Effort and Achievement: A Journey of Discovery
Did you ever fail a quiz or a test in school? I did. Did you ever forget to complete a homework assignment or, even worse, choose not to do it? I did. Did you ever break a rule at school or at home and endure the consequences that followed? I have failed and will continue to fail. While I work hard to minimize the occurrences and impact of such failure, by virtue of my humanity I cannot prevent it.
A recent study found that stress among adolescents is nearly at the same level as stress among adults. This is an alarming discovery, especially because adolescents have not fully developed healthy coping measures to release stress. Some inevitably choose unhealthy ways to alleviate their stress. Indeed, the same study also reveals that adolescents who are stressed do not realize the impact that their stress may have on their physical and emotional well-being. As educators and parents who are attuned to the well-being of our students and children, we must be attentive to this study and explore ways that we can work to ameliorate the negative impact of high levels of stress experienced by our students and children.

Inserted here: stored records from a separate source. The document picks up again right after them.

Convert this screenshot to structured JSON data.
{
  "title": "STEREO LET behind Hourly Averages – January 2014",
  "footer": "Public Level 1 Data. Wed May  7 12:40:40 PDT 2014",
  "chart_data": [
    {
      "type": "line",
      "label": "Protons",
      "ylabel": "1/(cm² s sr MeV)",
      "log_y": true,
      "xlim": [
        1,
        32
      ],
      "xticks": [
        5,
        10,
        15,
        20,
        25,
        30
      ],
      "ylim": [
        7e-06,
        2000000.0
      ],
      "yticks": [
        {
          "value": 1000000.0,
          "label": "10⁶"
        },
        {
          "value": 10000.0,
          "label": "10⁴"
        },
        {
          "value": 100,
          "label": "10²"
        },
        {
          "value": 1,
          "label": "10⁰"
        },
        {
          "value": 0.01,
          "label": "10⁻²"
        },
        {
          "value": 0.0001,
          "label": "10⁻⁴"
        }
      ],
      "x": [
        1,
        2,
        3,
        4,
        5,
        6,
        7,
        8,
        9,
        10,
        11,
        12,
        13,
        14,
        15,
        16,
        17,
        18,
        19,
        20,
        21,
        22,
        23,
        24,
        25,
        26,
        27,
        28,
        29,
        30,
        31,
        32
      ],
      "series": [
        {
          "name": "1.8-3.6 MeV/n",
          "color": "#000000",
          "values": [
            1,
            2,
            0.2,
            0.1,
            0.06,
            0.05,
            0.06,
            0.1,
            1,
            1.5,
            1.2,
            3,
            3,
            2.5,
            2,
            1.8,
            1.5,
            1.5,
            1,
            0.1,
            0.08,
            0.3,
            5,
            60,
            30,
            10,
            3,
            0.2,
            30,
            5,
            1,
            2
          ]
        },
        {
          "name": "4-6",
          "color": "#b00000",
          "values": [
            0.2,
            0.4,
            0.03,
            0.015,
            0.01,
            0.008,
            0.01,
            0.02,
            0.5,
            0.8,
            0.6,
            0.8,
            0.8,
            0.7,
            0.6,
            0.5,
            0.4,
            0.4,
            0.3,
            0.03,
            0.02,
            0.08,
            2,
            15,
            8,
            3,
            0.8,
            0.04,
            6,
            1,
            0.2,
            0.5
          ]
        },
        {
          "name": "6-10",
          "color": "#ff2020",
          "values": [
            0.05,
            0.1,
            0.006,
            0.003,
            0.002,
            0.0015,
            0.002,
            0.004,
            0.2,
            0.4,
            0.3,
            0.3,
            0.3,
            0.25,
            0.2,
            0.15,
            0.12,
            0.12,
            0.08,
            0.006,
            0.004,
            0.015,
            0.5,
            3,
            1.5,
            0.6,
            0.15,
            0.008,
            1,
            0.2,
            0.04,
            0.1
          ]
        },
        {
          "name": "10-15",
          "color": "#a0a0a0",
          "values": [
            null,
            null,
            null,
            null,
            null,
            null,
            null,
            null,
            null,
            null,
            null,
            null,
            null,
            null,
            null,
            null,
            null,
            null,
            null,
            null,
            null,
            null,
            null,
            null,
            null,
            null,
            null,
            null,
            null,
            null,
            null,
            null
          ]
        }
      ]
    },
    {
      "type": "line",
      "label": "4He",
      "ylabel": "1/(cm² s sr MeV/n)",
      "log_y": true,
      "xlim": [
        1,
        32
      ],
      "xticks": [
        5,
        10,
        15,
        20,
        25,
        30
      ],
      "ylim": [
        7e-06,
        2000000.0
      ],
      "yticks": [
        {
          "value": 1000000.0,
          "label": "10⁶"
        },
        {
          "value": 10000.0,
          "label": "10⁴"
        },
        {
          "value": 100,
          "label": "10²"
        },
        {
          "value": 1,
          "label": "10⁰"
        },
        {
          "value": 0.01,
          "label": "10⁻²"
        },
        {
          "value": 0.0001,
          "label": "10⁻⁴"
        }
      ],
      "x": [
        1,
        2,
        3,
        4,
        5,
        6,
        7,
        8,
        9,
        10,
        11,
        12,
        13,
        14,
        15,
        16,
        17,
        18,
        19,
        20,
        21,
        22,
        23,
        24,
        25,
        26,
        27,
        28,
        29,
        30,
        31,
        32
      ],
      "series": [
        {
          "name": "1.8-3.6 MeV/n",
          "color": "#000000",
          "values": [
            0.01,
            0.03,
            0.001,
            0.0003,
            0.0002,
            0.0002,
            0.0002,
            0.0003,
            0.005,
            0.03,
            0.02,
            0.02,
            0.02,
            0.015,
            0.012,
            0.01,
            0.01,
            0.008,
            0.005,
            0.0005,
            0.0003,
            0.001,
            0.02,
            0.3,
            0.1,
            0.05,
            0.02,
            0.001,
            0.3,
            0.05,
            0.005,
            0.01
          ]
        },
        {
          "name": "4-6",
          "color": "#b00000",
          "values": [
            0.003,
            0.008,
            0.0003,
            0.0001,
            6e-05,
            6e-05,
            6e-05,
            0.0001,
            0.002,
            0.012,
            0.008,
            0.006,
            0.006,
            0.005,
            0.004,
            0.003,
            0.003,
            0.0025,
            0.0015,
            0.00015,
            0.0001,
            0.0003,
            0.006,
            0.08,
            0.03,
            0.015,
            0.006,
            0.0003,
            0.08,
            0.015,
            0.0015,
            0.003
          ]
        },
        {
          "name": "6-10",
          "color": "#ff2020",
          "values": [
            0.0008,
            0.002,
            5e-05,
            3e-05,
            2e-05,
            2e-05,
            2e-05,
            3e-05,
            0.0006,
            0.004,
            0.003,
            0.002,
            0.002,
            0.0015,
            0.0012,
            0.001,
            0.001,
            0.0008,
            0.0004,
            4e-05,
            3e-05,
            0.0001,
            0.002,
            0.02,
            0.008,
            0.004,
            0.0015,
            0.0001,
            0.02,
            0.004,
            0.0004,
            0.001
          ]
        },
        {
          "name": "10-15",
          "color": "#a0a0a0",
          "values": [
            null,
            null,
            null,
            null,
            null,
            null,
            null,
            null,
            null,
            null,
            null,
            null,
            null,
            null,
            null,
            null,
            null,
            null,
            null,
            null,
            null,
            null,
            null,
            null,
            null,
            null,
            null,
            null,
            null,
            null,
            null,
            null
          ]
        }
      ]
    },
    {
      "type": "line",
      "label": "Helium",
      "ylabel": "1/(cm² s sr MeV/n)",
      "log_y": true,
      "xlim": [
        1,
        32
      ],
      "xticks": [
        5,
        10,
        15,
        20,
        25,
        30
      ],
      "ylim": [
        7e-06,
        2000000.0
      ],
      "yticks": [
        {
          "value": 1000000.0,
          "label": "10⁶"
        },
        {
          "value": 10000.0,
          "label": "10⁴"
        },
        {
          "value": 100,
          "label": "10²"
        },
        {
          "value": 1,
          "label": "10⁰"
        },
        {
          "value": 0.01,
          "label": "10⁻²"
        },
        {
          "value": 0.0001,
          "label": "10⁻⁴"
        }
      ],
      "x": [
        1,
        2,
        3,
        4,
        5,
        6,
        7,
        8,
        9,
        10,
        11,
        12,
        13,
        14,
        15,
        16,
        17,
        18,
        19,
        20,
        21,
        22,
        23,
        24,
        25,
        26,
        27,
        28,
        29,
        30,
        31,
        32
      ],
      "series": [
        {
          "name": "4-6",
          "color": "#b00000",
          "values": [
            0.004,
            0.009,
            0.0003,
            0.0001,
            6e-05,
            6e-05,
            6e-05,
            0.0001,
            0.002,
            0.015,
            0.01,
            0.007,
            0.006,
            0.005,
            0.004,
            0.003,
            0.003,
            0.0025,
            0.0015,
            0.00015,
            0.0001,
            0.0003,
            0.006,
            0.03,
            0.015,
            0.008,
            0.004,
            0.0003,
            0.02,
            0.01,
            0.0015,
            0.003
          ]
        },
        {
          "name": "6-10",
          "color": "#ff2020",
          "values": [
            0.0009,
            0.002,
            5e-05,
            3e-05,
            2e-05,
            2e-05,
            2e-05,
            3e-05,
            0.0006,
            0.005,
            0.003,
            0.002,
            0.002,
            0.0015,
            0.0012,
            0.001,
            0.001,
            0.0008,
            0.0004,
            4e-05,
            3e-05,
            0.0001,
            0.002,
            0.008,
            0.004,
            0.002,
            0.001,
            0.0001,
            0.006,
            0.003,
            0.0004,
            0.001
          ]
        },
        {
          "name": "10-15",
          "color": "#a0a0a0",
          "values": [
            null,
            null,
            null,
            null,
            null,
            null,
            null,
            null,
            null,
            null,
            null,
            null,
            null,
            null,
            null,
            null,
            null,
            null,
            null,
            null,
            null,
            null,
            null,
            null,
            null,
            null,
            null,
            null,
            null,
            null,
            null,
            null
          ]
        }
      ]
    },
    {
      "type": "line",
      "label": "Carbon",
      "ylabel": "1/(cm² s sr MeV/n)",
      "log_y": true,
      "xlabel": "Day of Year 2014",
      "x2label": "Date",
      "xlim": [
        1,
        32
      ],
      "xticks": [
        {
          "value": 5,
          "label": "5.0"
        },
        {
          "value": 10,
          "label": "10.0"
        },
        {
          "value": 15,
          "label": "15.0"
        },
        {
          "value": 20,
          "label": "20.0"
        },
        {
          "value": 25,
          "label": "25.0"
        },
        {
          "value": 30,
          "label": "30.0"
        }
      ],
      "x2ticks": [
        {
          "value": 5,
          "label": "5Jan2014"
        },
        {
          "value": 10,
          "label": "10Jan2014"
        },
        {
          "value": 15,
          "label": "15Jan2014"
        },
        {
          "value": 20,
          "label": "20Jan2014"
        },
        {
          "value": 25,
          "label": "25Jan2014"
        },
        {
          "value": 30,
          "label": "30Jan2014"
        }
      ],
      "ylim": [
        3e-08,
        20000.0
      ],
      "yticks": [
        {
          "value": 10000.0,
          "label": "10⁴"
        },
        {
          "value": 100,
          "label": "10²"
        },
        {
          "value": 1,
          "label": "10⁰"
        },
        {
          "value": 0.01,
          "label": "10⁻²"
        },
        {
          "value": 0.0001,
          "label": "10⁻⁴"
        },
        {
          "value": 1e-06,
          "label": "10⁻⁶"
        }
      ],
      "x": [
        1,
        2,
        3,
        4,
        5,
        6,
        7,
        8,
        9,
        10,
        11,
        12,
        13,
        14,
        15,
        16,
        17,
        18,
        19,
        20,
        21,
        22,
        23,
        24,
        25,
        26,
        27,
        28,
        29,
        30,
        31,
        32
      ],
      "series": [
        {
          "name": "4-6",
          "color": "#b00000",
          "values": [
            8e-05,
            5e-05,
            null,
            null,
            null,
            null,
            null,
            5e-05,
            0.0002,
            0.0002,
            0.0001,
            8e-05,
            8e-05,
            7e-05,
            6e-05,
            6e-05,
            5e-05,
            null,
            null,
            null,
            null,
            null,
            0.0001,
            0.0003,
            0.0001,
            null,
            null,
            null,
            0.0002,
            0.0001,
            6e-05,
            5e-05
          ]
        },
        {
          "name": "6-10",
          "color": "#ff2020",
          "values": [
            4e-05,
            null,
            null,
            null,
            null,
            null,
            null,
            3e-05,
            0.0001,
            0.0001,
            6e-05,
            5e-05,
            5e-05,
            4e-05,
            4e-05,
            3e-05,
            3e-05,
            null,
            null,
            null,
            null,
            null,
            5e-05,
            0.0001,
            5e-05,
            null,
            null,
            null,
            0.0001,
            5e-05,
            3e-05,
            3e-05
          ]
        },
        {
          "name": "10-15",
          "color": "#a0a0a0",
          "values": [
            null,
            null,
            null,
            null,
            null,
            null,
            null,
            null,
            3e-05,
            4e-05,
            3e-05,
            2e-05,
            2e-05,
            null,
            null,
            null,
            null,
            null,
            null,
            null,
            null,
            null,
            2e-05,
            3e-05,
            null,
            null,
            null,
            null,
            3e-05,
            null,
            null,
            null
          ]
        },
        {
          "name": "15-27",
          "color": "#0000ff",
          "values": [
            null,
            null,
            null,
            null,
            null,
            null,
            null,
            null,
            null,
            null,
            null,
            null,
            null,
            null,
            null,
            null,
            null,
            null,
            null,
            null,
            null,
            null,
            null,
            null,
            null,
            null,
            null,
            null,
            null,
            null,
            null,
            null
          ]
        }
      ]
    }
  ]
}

For 28 years, I have worked with adolescents and have helped them navigate the waters of academically challenging school environments. I have seen many students reach great achievements in the classroom, on the athletic field, and in other areas of engagement. I have also seen many students and some parents equate achievement with perfection. Indeed the pressure to achieve perceived goals of perfection is real for many students; and, it causes stress. The necessary challenge for schools and for parents is to help place achievement in its proper context.
With few exceptions, students at Trinity-Pawling want to succeed. They want to perform well academically and athletically. They have set high goals for themselves, and they work hard toward reaching these goals. In short, boys at Trinity-Pawling want to achieve. Trinity-Pawling, moreover, is committed to helping them achieve. As educators, though, we must also teach our students that high achievement does not mean perfection. As importantly, we must always seek to associate achievement with effort so that the focus is on the effort, even more than the actual achievement.
The pursuit of excellence through effort allows young people to understand that learning is a process and that their commitment to their own growth is a life-long journey. It also allows them to understand that hard work does not lead to perfection. Rather, hard work is the process by which our discovery of the world is enhanced. Part of this discovery is the ability to learn by doing, including the importance of learning from mistakes. Hard work can be liberating to young people if it is disassociated from the pressures of perfection.
Our students must identify their hard work with a longer journey of discovery, rather than a series of boxes to check on their way to another goal, such as college. To achieve this result, we must work to place achievement and effort in its proper context and to liberate our students from the pressures to be perfect.
Even with such lofty goals, we must also acknowledge that the stress that many of our students experience is real and palpable. As teachers, we must be mindful of what our students’ experiences are like and help them navigate these challenges. When necessary, we must adjust our own plans if they unintentionally create an unreasonable objective for students to accomplish, such as several major assessments scheduled to be given on the same day.
It is also important that our students know the resources that are available to them when they are coping with stressful situations. When they feel stressed and overwhelmed by challenges, they need to be in dialogue with caring adults, such as a parent, a trusted teacher, a caring advisor, or the trained professionalism of a counselor or a psychologist. The availability of dialogue and compassion must be a readily-seen resource for all students. As a parent, if you believe that your son is experiencing unhealthy feelings of anxiety and stress, please let us know. We will also do the same. We share a commitment that their journey of learning and growth is a healthy one.